Guillain-Barré-Syndrom (postinfektiöse demyelinisierende Polyneuropathie) nach COVID-19-Infektion.
Therapie
- Intravenöse Immunglobuline (IVIG): 0,4 g/kg KG über 5 Tage als Standardtherapie.
- Überwachung der Atemfunktion: Regelmäßige Messung der Vitalkapazität zur frühzeitigen Erkennung einer Ateminsuffizienz.
- Physiotherapie: Frühzeitige Mobilisation zur Vermeidung von Immobilisationskomplikationen.
- Symptomatische Therapie: Thromboseprophylaxe, Schmerzmanagement bei neuropathischen Beschwerden.
Verlauf:
Nach Beginn der IVIG-Therapie zeigte sich innerhalb der ersten Woche eine Stabilisierung der Symptomatik. Die Parese des linken Beins besserte sich langsam, während die Paresthesien persistierten. In der zweiten Woche wurde der Patient in die neurologische Rehabilitation verlegt, wo sich unter intensiver Physiotherapie eine deutliche Verbesserung der Muskelkraft zeigte. Nach insgesamt vier Wochen konnte er mit weiterhin leichter Restschwäche ambulant weiterbehandelt werden. Weitere Verlaufskontrollen wurden zur Beobachtung des Heilungsverlaufs eingeplant.
Differentialdiagnostische Abgrenzung
Ein Schlaganfall als Ursache der Symptome ist unwahrscheinlich, da der Beginn der Beschwerden nicht abrupt, sondern schleichend innerhalb mehrerer Stunden auftrat. Zudem fehlen klassische Zeichen eines zerebrovaskulären Ereignisses wie eine zentrale Fazialisparese, Aphasie oder eine Bewusstseinsstörung. Die bildgebende Diagnostik (MRT) zeigte keine Hinweise auf eine akute Ischämie oder Blutung.
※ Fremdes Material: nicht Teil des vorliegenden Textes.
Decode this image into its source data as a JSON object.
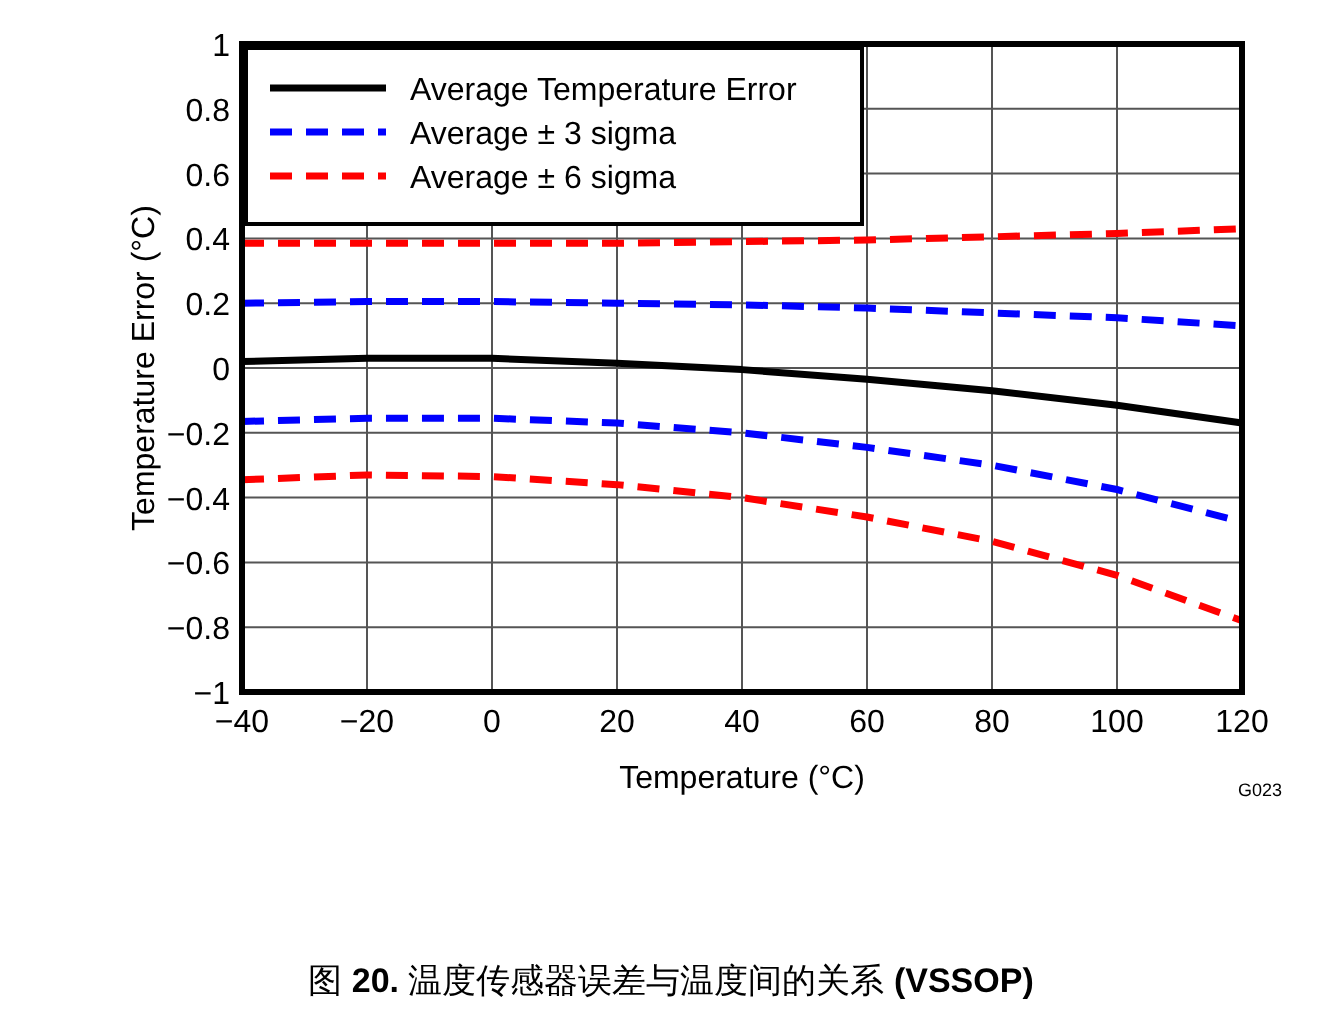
{
  "chart_data": {
    "type": "line",
    "xlabel": "Temperature (°C)",
    "ylabel": "Temperature Error (°C)",
    "x": [
      -40,
      -20,
      0,
      20,
      40,
      60,
      80,
      100,
      120
    ],
    "series": [
      {
        "name": "Average Temperature Error",
        "color": "#000000",
        "line_style": "solid",
        "values": [
          0.02,
          0.03,
          0.03,
          0.015,
          -0.005,
          -0.035,
          -0.07,
          -0.115,
          -0.17
        ]
      },
      {
        "name": "Average ± 3 sigma",
        "color": "#0000ff",
        "line_style": "dashed",
        "values": [
          0.2,
          0.205,
          0.205,
          0.2,
          0.195,
          0.185,
          0.17,
          0.155,
          0.13
        ]
      },
      {
        "name": "Average ± 6 sigma",
        "color": "#ff0000",
        "line_style": "dashed",
        "values": [
          0.385,
          0.385,
          0.385,
          0.385,
          0.39,
          0.395,
          0.405,
          0.415,
          0.43
        ]
      },
      {
        "color": "#0000ff",
        "line_style": "dashed",
        "values": [
          -0.165,
          -0.155,
          -0.155,
          -0.17,
          -0.2,
          -0.245,
          -0.3,
          -0.375,
          -0.475
        ]
      },
      {
        "color": "#ff0000",
        "line_style": "dashed",
        "values": [
          -0.345,
          -0.33,
          -0.335,
          -0.36,
          -0.4,
          -0.46,
          -0.535,
          -0.64,
          -0.78
        ]
      }
    ],
    "xlim": [
      -40,
      120
    ],
    "ylim": [
      -1,
      1
    ],
    "xticks": [
      {
        "value": -40,
        "label": "−40"
      },
      {
        "value": -20,
        "label": "−20"
      },
      0,
      20,
      40,
      60,
      80,
      100,
      120
    ],
    "yticks": [
      {
        "value": -1,
        "label": "−1"
      },
      {
        "value": -0.8,
        "label": "−0.8"
      },
      {
        "value": -0.6,
        "label": "−0.6"
      },
      {
        "value": -0.4,
        "label": "−0.4"
      },
      {
        "value": -0.2,
        "label": "−0.2"
      },
      0,
      0.2,
      0.4,
      0.6,
      0.8,
      1
    ],
    "grid": true,
    "legend": "top left",
    "annotations": [
      "G023",
      "图 **20.** 温度传感器误差与温度间的关系 **(VSSOP)**"
    ]
  }
}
Ein Bandscheibenvorfall mit radikulärer Symptomatik wurde ebenfalls ausgeschlossen. Typischerweise verursacht eine radikuläre Läsion ein dermatombezogenes Schmerzsyndrom mit motorischen und sensiblen Ausfällen entlang eines spezifischen Nervenwurzelareals. Die bei Herrn S. vorliegenden beidseitig abgeschwächten Achillessehnenreflexe und die diffuse Sensibilitätsstörung sprechen jedoch für eine generalisierte periphere Nervenbeteiligung und nicht für eine umschriebene Radikulopathie. Zudem zeigte das MRT der Wirbelsäule keine Anzeichen für eine relevante Nervenkompression.
Multiple Sklerose (MS) als Ursache ist unwahrscheinlich, da diese Erkrankung typischerweise schubförmig oder chronisch-progredient verläuft und in der Regel eine ZNS-Beteiligung zeigt. Die fehlende zentrale Symptomatik, das unauffällige MRT des Gehirns sowie die Liquordiagnostik ohne oligoklonale Banden sprechen gegen eine entzündlich-demyelinisierende Erkrankung des zentralen Nervensystems.